Sob tal enfoque conceitual, entendo que as representações dos meus alunos sejam um universo de opiniões, elas não são próprias do grupo e nem relativas aos objetos do ambiente social, visto que, o blog não faz parte do ambiente social desses alunos. Portanto, não posso dizer que a representação dos meus alunos sobre a mudança da interface papel para a interface blog os definiriam como grupo, pois a utilização dessa segunda interface não faz parte do cotidiano do grupo e, sim, chega ao conhecimento deles através do contato com outros grupos.

Todavia, durante a pesquisa, eles foram mediados pela linguagem, percebendo, negociando, significando, compartilhando o fenômeno da produção escrita em língua inglesa nas duas interfaces (papel e blog), passando a construir um repertório que, a partir dessa vivência, os identificará em sua relação consigo mesmo, com o meio e com o outro.
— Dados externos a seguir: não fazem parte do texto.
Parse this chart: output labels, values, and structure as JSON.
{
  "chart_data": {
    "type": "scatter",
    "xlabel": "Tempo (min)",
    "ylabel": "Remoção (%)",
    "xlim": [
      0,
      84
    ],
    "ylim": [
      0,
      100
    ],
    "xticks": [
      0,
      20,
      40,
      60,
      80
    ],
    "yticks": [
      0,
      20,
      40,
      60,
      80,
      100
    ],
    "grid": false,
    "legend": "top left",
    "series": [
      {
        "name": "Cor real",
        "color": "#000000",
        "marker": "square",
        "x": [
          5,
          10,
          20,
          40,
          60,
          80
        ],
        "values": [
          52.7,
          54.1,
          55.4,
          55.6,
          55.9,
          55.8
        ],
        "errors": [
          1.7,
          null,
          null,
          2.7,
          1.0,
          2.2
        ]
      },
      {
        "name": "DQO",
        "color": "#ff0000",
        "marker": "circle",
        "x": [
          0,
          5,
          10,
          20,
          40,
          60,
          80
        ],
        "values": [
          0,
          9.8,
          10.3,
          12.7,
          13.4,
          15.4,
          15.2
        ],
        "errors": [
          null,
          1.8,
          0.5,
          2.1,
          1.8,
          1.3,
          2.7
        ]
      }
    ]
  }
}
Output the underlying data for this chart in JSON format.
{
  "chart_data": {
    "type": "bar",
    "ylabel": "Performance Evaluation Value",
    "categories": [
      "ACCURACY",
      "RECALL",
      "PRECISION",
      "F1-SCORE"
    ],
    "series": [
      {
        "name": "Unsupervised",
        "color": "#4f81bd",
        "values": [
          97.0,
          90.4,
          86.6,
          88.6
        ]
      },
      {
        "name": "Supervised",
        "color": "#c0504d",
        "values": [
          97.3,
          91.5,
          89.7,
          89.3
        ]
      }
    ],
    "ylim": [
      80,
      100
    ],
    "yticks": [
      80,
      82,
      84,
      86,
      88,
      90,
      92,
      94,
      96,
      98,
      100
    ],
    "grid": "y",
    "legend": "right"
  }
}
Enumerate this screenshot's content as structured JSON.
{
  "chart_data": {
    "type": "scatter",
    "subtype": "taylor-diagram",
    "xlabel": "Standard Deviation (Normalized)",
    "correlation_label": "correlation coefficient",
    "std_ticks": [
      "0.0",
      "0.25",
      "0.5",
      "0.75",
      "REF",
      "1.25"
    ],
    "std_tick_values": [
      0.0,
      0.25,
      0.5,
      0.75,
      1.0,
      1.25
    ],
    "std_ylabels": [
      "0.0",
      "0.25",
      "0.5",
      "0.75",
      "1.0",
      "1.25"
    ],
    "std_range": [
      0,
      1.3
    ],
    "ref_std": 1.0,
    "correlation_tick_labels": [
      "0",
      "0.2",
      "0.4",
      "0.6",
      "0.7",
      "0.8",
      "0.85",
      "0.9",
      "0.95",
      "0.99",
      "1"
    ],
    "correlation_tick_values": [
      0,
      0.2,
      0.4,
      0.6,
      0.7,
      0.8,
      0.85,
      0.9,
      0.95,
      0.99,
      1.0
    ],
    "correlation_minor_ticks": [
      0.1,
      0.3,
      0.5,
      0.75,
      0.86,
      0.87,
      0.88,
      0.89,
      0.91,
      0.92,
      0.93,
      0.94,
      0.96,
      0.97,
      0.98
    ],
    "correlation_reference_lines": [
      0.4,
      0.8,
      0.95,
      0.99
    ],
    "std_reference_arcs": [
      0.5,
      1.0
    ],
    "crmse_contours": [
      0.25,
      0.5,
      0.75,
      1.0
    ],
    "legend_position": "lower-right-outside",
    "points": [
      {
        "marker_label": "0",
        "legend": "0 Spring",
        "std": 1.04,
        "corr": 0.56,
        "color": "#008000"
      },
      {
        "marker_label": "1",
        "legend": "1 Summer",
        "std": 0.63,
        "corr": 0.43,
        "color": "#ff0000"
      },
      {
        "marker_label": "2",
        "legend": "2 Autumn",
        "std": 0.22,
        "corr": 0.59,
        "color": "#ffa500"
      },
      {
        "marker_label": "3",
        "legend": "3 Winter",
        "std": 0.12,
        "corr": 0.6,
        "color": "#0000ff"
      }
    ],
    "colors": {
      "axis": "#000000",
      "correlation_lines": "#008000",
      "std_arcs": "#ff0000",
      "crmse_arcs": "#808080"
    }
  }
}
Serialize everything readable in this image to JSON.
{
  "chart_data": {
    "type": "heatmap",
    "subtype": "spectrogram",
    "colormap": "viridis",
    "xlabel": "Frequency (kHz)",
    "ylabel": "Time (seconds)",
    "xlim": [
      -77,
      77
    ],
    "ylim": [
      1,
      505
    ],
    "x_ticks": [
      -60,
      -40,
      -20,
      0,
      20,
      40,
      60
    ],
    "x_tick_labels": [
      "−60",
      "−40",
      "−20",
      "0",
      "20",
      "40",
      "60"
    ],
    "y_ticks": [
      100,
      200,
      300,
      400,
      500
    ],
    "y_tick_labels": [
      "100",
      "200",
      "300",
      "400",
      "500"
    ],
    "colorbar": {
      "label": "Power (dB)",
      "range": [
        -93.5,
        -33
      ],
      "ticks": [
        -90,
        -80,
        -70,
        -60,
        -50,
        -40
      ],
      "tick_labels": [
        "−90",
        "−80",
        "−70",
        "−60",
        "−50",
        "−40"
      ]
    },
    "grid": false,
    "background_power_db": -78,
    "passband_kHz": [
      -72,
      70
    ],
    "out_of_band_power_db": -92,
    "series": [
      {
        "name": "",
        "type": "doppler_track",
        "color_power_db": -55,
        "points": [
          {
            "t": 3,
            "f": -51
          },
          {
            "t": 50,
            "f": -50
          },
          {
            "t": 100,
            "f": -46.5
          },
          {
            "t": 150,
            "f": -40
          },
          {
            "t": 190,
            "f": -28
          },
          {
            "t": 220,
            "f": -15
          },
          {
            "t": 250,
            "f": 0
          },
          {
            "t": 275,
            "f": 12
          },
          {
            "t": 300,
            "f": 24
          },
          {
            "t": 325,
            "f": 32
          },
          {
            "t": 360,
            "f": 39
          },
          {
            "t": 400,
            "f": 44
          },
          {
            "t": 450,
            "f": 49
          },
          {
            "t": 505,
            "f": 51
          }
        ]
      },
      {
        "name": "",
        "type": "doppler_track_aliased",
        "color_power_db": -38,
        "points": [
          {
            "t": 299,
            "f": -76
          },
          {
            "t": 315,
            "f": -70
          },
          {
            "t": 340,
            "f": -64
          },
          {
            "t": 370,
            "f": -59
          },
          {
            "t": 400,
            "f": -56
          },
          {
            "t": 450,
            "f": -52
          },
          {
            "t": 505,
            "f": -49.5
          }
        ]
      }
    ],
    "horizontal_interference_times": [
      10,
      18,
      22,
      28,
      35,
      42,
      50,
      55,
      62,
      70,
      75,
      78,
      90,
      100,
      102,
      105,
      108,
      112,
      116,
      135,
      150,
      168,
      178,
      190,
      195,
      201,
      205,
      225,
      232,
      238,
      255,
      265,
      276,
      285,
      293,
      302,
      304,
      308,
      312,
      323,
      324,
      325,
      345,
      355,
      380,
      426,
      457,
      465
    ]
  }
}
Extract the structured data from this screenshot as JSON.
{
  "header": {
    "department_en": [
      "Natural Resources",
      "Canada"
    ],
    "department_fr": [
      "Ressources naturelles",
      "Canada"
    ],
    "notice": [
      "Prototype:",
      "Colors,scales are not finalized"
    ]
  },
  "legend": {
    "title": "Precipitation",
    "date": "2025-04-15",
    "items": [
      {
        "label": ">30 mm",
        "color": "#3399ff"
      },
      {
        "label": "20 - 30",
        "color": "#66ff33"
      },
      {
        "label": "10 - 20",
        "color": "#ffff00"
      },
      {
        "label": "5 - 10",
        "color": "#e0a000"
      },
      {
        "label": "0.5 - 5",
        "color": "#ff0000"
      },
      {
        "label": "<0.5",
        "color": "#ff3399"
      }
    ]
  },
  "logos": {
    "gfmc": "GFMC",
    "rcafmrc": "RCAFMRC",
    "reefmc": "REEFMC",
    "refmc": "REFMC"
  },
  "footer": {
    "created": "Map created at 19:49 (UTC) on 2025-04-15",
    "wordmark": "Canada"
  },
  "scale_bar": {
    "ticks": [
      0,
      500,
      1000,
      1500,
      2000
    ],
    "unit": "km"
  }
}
Adotarei neste trabalho o posicionamento de Freire e Lessa (2003:174), por assumir que quando da utilização do conceito de representações estarei me referindo à maneiras socialmente construídas pelas quais os participantes percebem e significam o fenômeno da produção escrita em língua inglesa nas interfaces papel e blog. Essas maneiras socialmente construídas, mediadas pela linguagem, e reveladas por escolhas lexicais, estilísticas e gramaticais própria dos participantes, revelam aspectos de seus repertórios interpretativos que serão utilizados para melhor compreender a utilização do blog na produção escrita em língua inglesa.

Refletindo sobre os objetivo traçados para este trabalho, concluo que é fundamental caracterizar os repertórios e através deles identificar as representações dos alunos , compreendendo como eles descrevem e interpretam a produção escrita em língua inglesa nas duas interfaces propostas.

Os textos produzidos pelos alunos que permitirão a investigação dos repertórios e, por conseguinte, das representações serão coletados em períodos voltados à reflexão. O processo utilizado na busca por uma prática reflexiva e por compreender a natureza do fenômeno foco desta investigação é o que passo a descrever no capítulo seguinte.